The nuclear powered aircraft carrier USS Carl Vinson (CVN 70) plows through the Indian Ocean as aircraft on its flight deck are prepared for flight operations on March 15, 2005. (DoD/Petty Officer 3rd Class Dusty Howell)
The nuclear powered aircraft carrier USS Carl Vinson (CVN 70) plows through the Indian Ocean as aircraft on its flight deck are prepared for flight operations on March 15, 2005. (DoD/Petty Officer 3rd Class Dusty Howell)

China has denounced "relevant countries" for threatening sovereignty and security in the South China Sea, following the deployment of the USS Carl Vinson carrier battle group on a routine patrol in the sea's international waters.

"China always respects the freedom of navigation and overflight that countries enjoy in the South China Sea under international law," China Foreign Ministry spokesman Geng Shuang said Tuesday in a press conference transcript posted to the ministry's website. "But we oppose relevant countries threatening and undermining the sovereignty and security of coastal states under the pretext of such freedom. We hope that relevant countries can do more for regional peace and stability."

The Navy regularly patrols the South China Sea, where more than $1.2 trillion in U.S. trade transits annually. China maintains an ambiguous claim to about 90 percent of the sea through markings on a map known as the nine-dash line.

The line was ruled noncompliant with international maritime law by an international tribunal in July, but China has ignored that ruling.

The Vinson carrier group began operations in the South China Sea on Saturday, according to a Navy statement.

It has deployed amid media speculation that one of its ships may conduct a freedom-of-navigation operation, under a program the U.S. uses to challenge practices that do not conform to international law.

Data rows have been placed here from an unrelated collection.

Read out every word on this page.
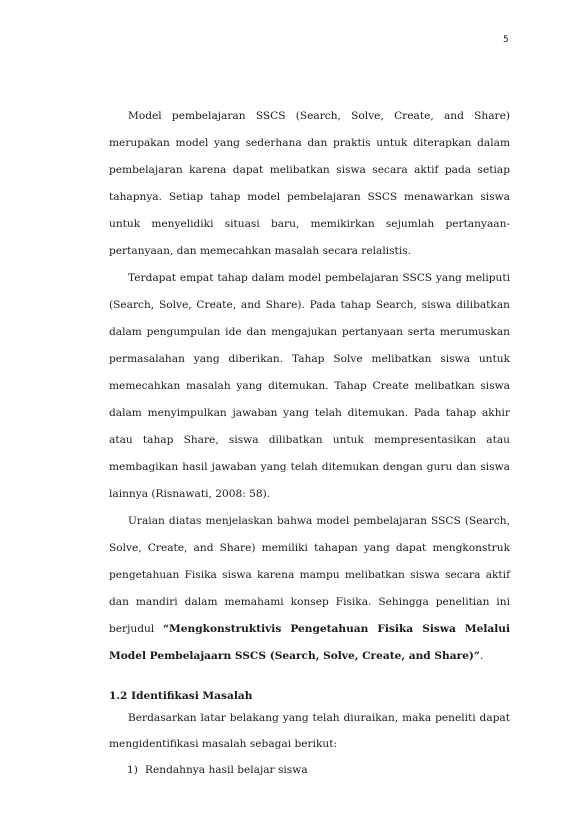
5

Model pembelajaran SSCS (Search, Solve, Create, and Share) merupakan model yang sederhana dan praktis untuk diterapkan dalam pembelajaran karena dapat melibatkan siswa secara aktif pada setiap tahapnya. Setiap tahap model pembelajaran SSCS menawarkan siswa untuk menyelidiki situasi baru, memikirkan sejumlah pertanyaan-pertanyaan, dan memecahkan masalah secara relalistis.

Terdapat empat tahap dalam model pembelajaran SSCS yang meliputi (Search, Solve, Create, and Share). Pada tahap Search, siswa dilibatkan dalam pengumpulan ide dan mengajukan pertanyaan serta merumuskan permasalahan yang diberikan. Tahap Solve melibatkan siswa untuk memecahkan masalah yang ditemukan. Tahap Create melibatkan siswa dalam menyimpulkan jawaban yang telah ditemukan. Pada tahap akhir atau tahap Share, siswa dilibatkan untuk mempresentasikan atau membagikan hasil jawaban yang telah ditemukan dengan guru dan siswa lainnya (Risnawati, 2008: 58).

Uraian diatas menjelaskan bahwa model pembelajaran SSCS (Search, Solve, Create, and Share) memiliki tahapan yang dapat mengkonstruk pengetahuan Fisika siswa karena mampu melibatkan siswa secara aktif dan mandiri dalam memahami konsep Fisika. Sehingga penelitian ini berjudul “Mengkonstruktivis Pengetahuan Fisika Siswa Melalui Model Pembelajaarn SSCS (Search, Solve, Create, and Share)”.

1.2 Identifikasi Masalah

Berdasarkan latar belakang yang telah diuraikan, maka peneliti dapat mengidentifikasi masalah sebagai berikut:

1) Rendahnya hasil belajar siswa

The U.S. restarted its freedom-of-navigation operations in 2015 in the South China Sea after more than three years of conducting only routine operations. In the meantime, China has constructed more than 3,000 acres of artificial islands, according to the Pentagon, atop submerged reefs claimed by other nations.

China has nearly finished building almost two dozen structures that appear designed to house long-range surface–to-air missiles, U.S. officials told Reuters on Tuesday.

The artificial islands also include radar, self-propelled artillery and facilities for military aircraft and ships.

The U.S. has conducted freedom-of-navigation operations nearby some of the islands under "innocent passage," where ships perform no military operations or survey activities.

The Association of South East Asian Nations, which includes multiple countries involved in boat-ramming and other low-level conflicts with China over South China Sea territory, discussed Beijing's growing power at a press conference in the Philippines on Tuesday.

"The ASEAN members have been unanimous in their expression of concern about what they see as a militarization of the region," Philippine Foreign Secretary Perfecto Yasay said, according to Reuters.

However, Yasay expressed confidence that an ASEAN-China code of conduct for the South China Sea could be signed by June.

A code of conduct has been discussed for several years but never finalized, with South China Sea claimant nations often blaming non-claimants for striking side deals with Beijing to undermine an agreement.

Geng did not directly address the potential code of conduct but hinted at cooperation from Beijing on Tuesday.

"Thanks to the concerted efforts by China and ASEAN countries, the situation in the South China Sea is easing up toward stability and moving in a positive direction, Geng said.